I'm using the delta-rs package to store files on the Google Cloud Storage dual-region bucket. I use the following code to store the data:
def save_data(self, df: Generator[pa.RecordBatch, Any, None]):
write_deltalake(
f"gs://<my-bucket-name>",
df,
schema=df_schema,
partition_by="my_id",
mode="append",
max_rows_per_file=self.max_rows_per_file,
max_rows_per_group=self.max_rows_per_file,
min_rows_per_group=int(self.max_rows_per_file / 2)
)
The input data is a generator since I'm taking the data from a Postgres database in batches. I am saving similar data into two different tables and I'm also saving a SUCCESS file for each uploaded partition.

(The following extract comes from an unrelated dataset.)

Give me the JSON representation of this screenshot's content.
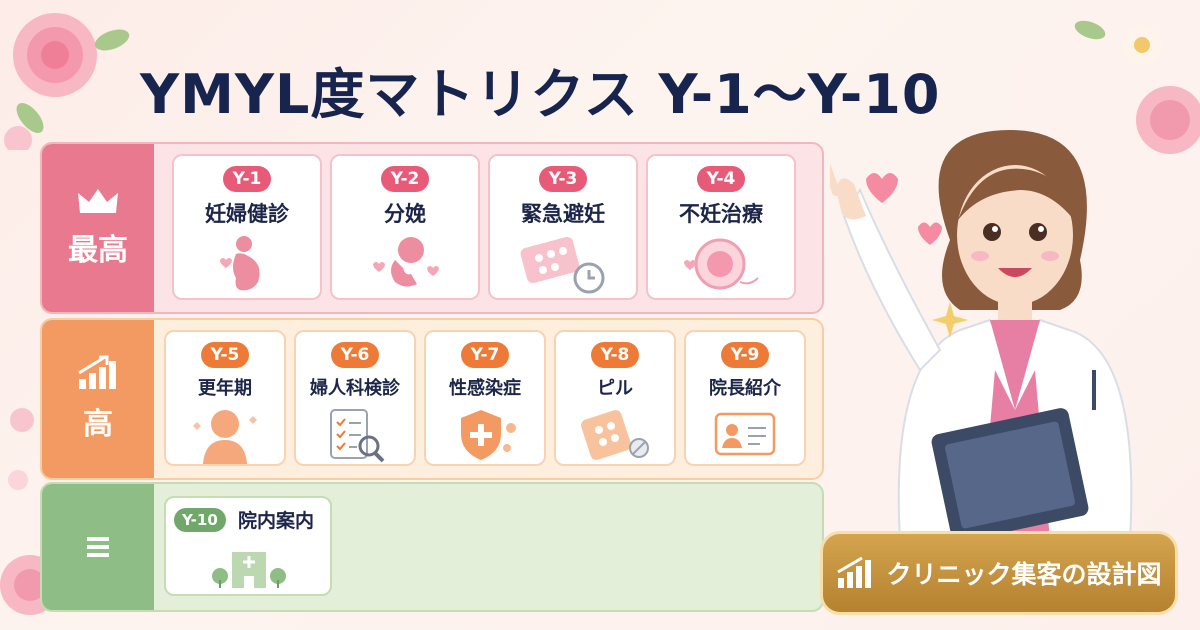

I have around 25,000 partitions and most of them only have a single parquet file in them. The total number of rows that I've inserted is around 700,000,000. This incurred the following costs:
- Class A operations: 127,000.
- Class B operations: 109,856,507.
- Download Worldwide Destinations: 300 gibibyte.

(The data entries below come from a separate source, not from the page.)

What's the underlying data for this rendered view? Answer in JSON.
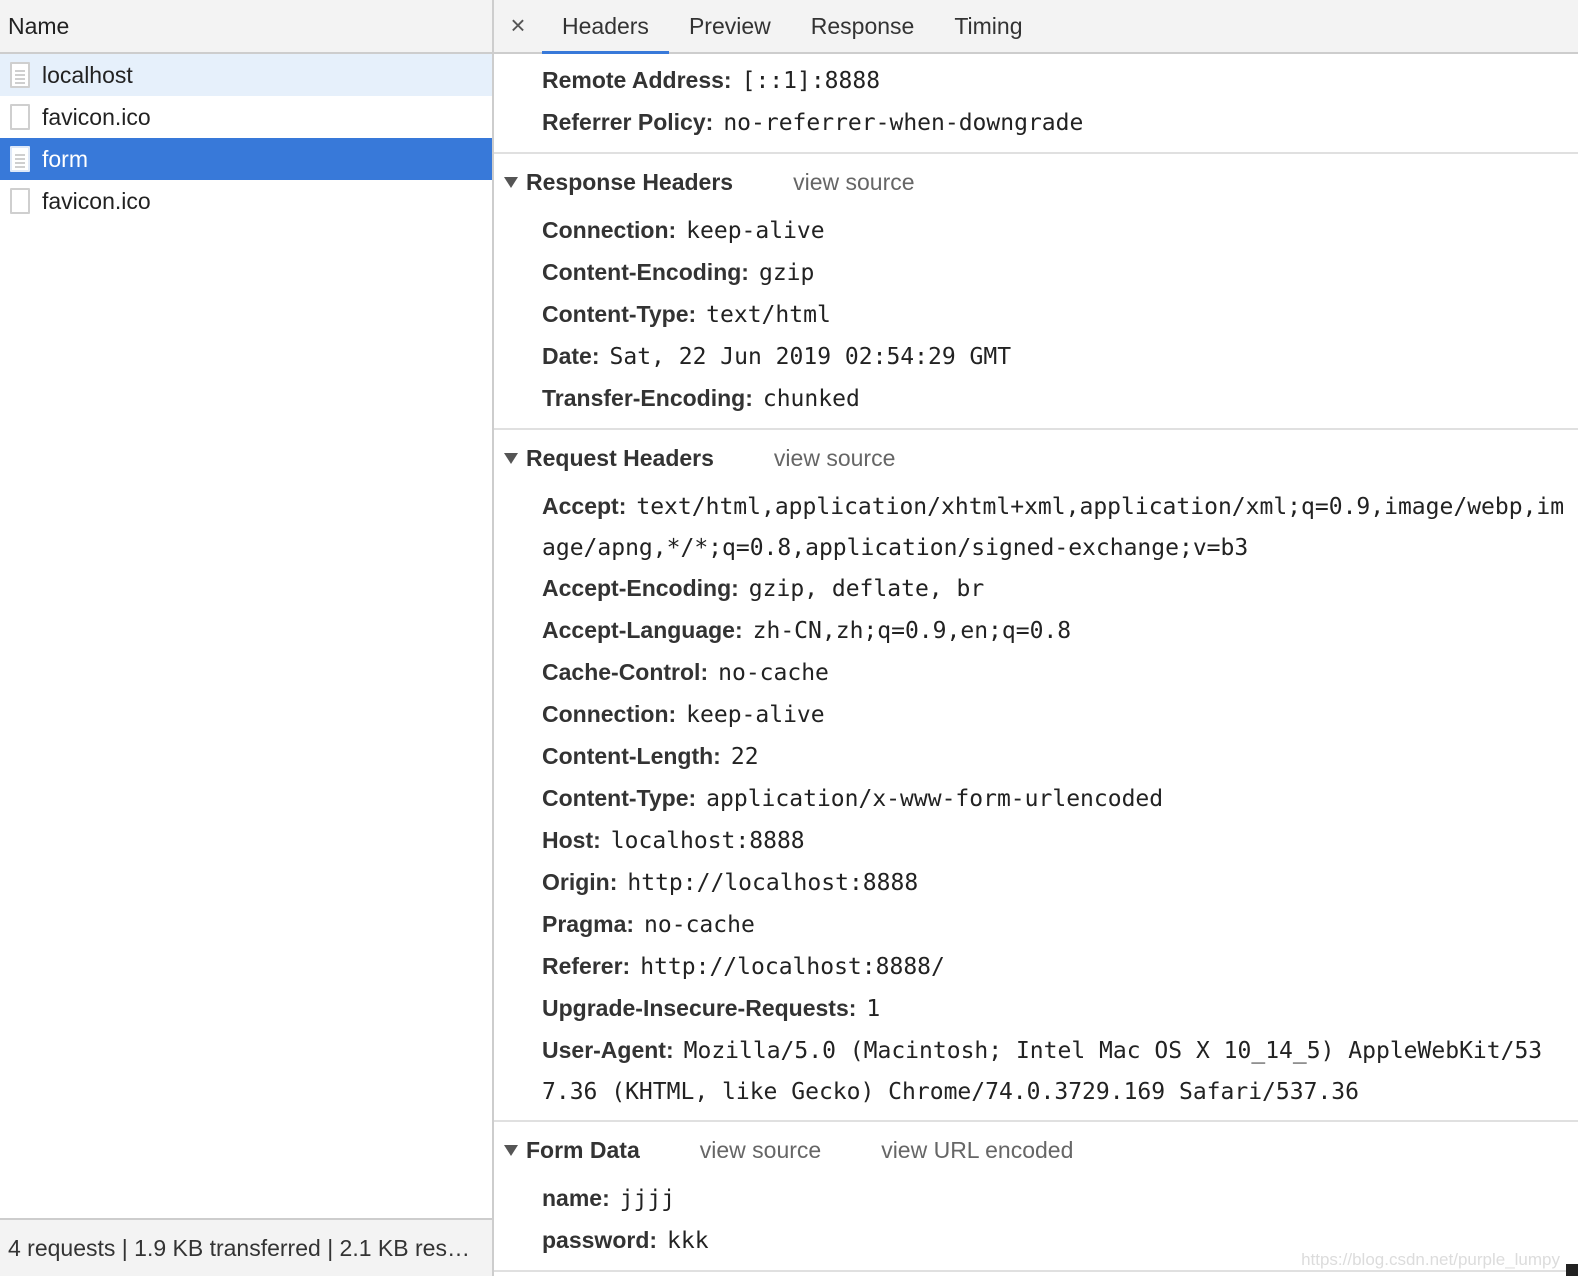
{
  "left_panel": {
    "header": "Name",
    "requests": [
      {
        "name": "localhost",
        "icon": "document-icon"
      },
      {
        "name": "favicon.ico",
        "icon": "blank-file-icon"
      },
      {
        "name": "form",
        "icon": "document-icon"
      },
      {
        "name": "favicon.ico",
        "icon": "blank-file-icon"
      }
    ],
    "status": "4 requests | 1.9 KB transferred | 2.1 KB res…"
  },
  "tabs": {
    "close": "×",
    "items": [
      "Headers",
      "Preview",
      "Response",
      "Timing"
    ],
    "active": "Headers"
  },
  "general": {
    "rows": [
      {
        "key": "Remote Address:",
        "value": "[::1]:8888"
      },
      {
        "key": "Referrer Policy:",
        "value": "no-referrer-when-downgrade"
      }
    ]
  },
  "response_headers": {
    "title": "Response Headers",
    "link": "view source",
    "rows": [
      {
        "key": "Connection:",
        "value": "keep-alive"
      },
      {
        "key": "Content-Encoding:",
        "value": "gzip"
      },
      {
        "key": "Content-Type:",
        "value": "text/html"
      },
      {
        "key": "Date:",
        "value": "Sat, 22 Jun 2019 02:54:29 GMT"
      },
      {
        "key": "Transfer-Encoding:",
        "value": "chunked"
      }
    ]
  },
  "request_headers": {
    "title": "Request Headers",
    "link": "view source",
    "rows": [
      {
        "key": "Accept:",
        "value": "text/html,application/xhtml+xml,application/xml;q=0.9,image/webp,image/apng,*/*;q=0.8,application/signed-exchange;v=b3"
      },
      {
        "key": "Accept-Encoding:",
        "value": "gzip, deflate, br"
      },
      {
        "key": "Accept-Language:",
        "value": "zh-CN,zh;q=0.9,en;q=0.8"
      },
      {
        "key": "Cache-Control:",
        "value": "no-cache"
      },
      {
        "key": "Connection:",
        "value": "keep-alive"
      },
      {
        "key": "Content-Length:",
        "value": "22"
      },
      {
        "key": "Content-Type:",
        "value": "application/x-www-form-urlencoded"
      },
      {
        "key": "Host:",
        "value": "localhost:8888"
      },
      {
        "key": "Origin:",
        "value": "http://localhost:8888"
      },
      {
        "key": "Pragma:",
        "value": "no-cache"
      },
      {
        "key": "Referer:",
        "value": "http://localhost:8888/"
      },
      {
        "key": "Upgrade-Insecure-Requests:",
        "value": "1"
      },
      {
        "key": "User-Agent:",
        "value": "Mozilla/5.0 (Macintosh; Intel Mac OS X 10_14_5) AppleWebKit/537.36 (KHTML, like Gecko) Chrome/74.0.3729.169 Safari/537.36"
      }
    ]
  },
  "form_data": {
    "title": "Form Data",
    "link": "view source",
    "link2": "view URL encoded",
    "rows": [
      {
        "key": "name:",
        "value": "jjjj"
      },
      {
        "key": "password:",
        "value": "kkk"
      }
    ]
  },
  "watermark": "https://blog.csdn.net/purple_lumpy",
  "colors": {
    "selected_row": "#3879d9",
    "alt_row": "#e6f0fb",
    "active_tab_underline": "#3879d9"
  }
}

The number of class A operations makes sense to me when accounting for 2 writes per partition + an additional success file -- these are inserts. Some partitions probably have more than 1 file, so the number is a bit higher than 25,000 (number of partitions) x 3.
I can't figure out where so many class B operations and Download Worldwide Destinations. I assume it comes from the implementation of delta-rs.
Can you provide any insights into why the costs are so high and how I would need to change the code to decrease them?
Posting as community wiki as per comment of @JohnHanley:
It has also been mentioned by @gregorp that there's a significant decrease in Class B operations after creating a parquet file.